In both cases, the Mitochondrial DNA, which is transmitted by the motherwas from the northern European, but the autosomal DNAwhich is also from both parents, had 20 to 40 % of ancestry similar to the current Yoruba, Mende, Mandinka and Esan groups of sub -Saharan West Africa.
This means that West Africa DNA probably comes from a grandfather – And it’s the first Evidence of genetic connections Between Britain and Africa during the High Middle Ages.
Both young people were buried as typical members of the community. DNA analysis also showed that two relatives of the “Updown girl”, which had about 11 to 13 years When they died, they are in the same cemetery: A grandmother and an aunt.
Observing the proportions of carbon isotopes and nitrogen in a bone sample of Worth Matravers, who had between 17 and 25 years When he died, he showed What he had eaten When the bones were forming.

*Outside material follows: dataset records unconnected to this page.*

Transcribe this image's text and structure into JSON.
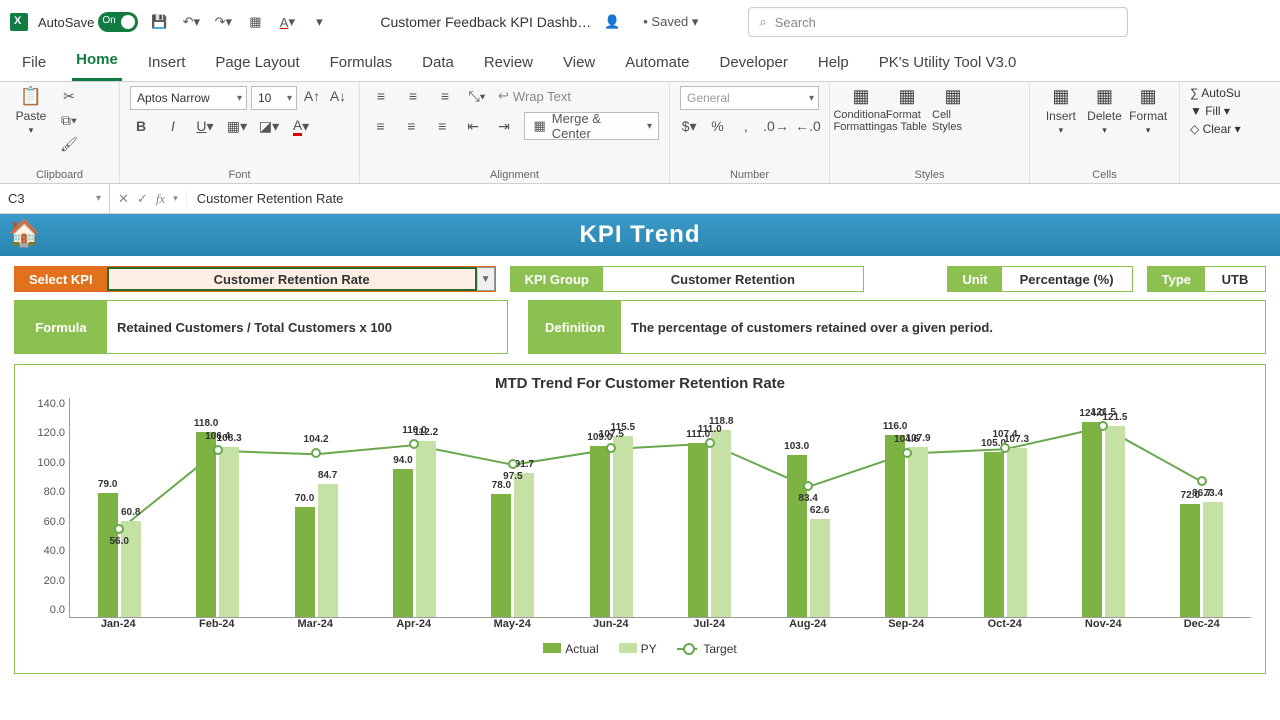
{
  "titlebar": {
    "autosave_label": "AutoSave",
    "autosave_state": "On",
    "doc_title": "Customer Feedback KPI Dashb…",
    "saved_state": "• Saved",
    "search_placeholder": "Search"
  },
  "ribbon_tabs": [
    "File",
    "Home",
    "Insert",
    "Page Layout",
    "Formulas",
    "Data",
    "Review",
    "View",
    "Automate",
    "Developer",
    "Help",
    "PK's Utility Tool V3.0"
  ],
  "active_tab": "Home",
  "ribbon": {
    "clipboard": {
      "paste": "Paste",
      "label": "Clipboard"
    },
    "font": {
      "name": "Aptos Narrow",
      "size": "10",
      "label": "Font"
    },
    "alignment": {
      "wrap": "Wrap Text",
      "merge": "Merge & Center",
      "label": "Alignment"
    },
    "number": {
      "format": "General",
      "label": "Number"
    },
    "styles": {
      "cond": "Conditional Formatting",
      "table": "Format as Table",
      "cell": "Cell Styles",
      "label": "Styles"
    },
    "cells": {
      "insert": "Insert",
      "delete": "Delete",
      "format": "Format",
      "label": "Cells"
    },
    "editing": {
      "autosum": "AutoSu",
      "fill": "Fill",
      "clear": "Clear"
    }
  },
  "formula_bar": {
    "cell": "C3",
    "value": "Customer Retention Rate"
  },
  "dashboard": {
    "title": "KPI Trend",
    "select_kpi_label": "Select KPI",
    "select_kpi_value": "Customer Retention Rate",
    "group_label": "KPI Group",
    "group_value": "Customer Retention",
    "unit_label": "Unit",
    "unit_value": "Percentage (%)",
    "type_label": "Type",
    "type_value": "UTB",
    "formula_label": "Formula",
    "formula_value": "Retained Customers / Total Customers x 100",
    "definition_label": "Definition",
    "definition_value": "The percentage of customers retained over a given period.",
    "chart_title": "MTD Trend For Customer Retention Rate",
    "legend": {
      "actual": "Actual",
      "py": "PY",
      "target": "Target"
    }
  },
  "chart_data": {
    "type": "bar",
    "title": "MTD Trend For Customer Retention Rate",
    "xlabel": "",
    "ylabel": "",
    "ylim": [
      0,
      140
    ],
    "yticks": [
      0,
      20,
      40,
      60,
      80,
      100,
      120,
      140
    ],
    "categories": [
      "Jan-24",
      "Feb-24",
      "Mar-24",
      "Apr-24",
      "May-24",
      "Jun-24",
      "Jul-24",
      "Aug-24",
      "Sep-24",
      "Oct-24",
      "Nov-24",
      "Dec-24"
    ],
    "series": [
      {
        "name": "Actual",
        "values": [
          79.0,
          118.0,
          70.0,
          94.0,
          78.0,
          109.0,
          111.0,
          103.0,
          116.0,
          105.0,
          124.0,
          72.0
        ]
      },
      {
        "name": "PY",
        "values": [
          60.8,
          108.3,
          84.7,
          112.2,
          91.7,
          115.5,
          118.8,
          62.6,
          107.9,
          107.3,
          121.5,
          73.4
        ]
      },
      {
        "name": "Target",
        "values": [
          56.0,
          106.4,
          104.2,
          110.0,
          97.5,
          107.5,
          111.0,
          83.4,
          104.6,
          107.4,
          121.5,
          86.7
        ]
      }
    ],
    "legend_position": "bottom"
  }
}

“For your diet, it seems that the young man Born and was raised in England“, The anthropologist tells Ceiridwen Edwardsresearcher at the University of Huddersfield, United Kingdom, and co-author of the study.
There is evidence of African DNA in York in the Roman period, says Edwards. However, Sayer thinks that the proportion of DNA of West Africa in young people in cemeteries It would be much smaller if they were descendants of people from the times of Roman rule.
“This is a grandfatherTherefore, they are definitely not surviving Roman military or administrators, who were several hundred years in the past, ”he says.
Also There is no evidence that may suggest that these people were slavesays Duncan Sayer: “These two individuals were buried as members of the full right of their community.”
Instead, Sayer suggests, it has to do with the trade and the movement of goods and people. At some point, people from West Africa came to Britain, Maybe on a commercial shipand stayed.
Sayer thinks that your arrival can have been reconquesting from North Africa by Byzantine Empirealso known as the East Roman Empire in the 6th century.
This military action was taken to Get access to gold from sub -Saharan Africa. “The reopening of this channel is taking place at a time that would correspond a lot with the grandparents of these two people,” adds the main author of the study.
“The study exemplifies how dynamic the initial post-roman and medieval periods were in Britain,” the Portuguese evolutionary biologist tells new scientist. MARINA SOARES DA SILVAresearcher at the Francis Crick Institute in London, who was not involved in the study.
“The authors propose commercial routes facilitated by the domain From the Byzantine Empire in North Africa, and I think this is a valid possibility, ”adds the former Ipatimup researcher.
The seventh century England was certainly not a collection of small, rural and isolated communities from the “Dark Age,” says Duncan Sayer. “These are dynamic communities with artifacts to be marketed, and genetic flow to take place, from West Africa and beyond ”.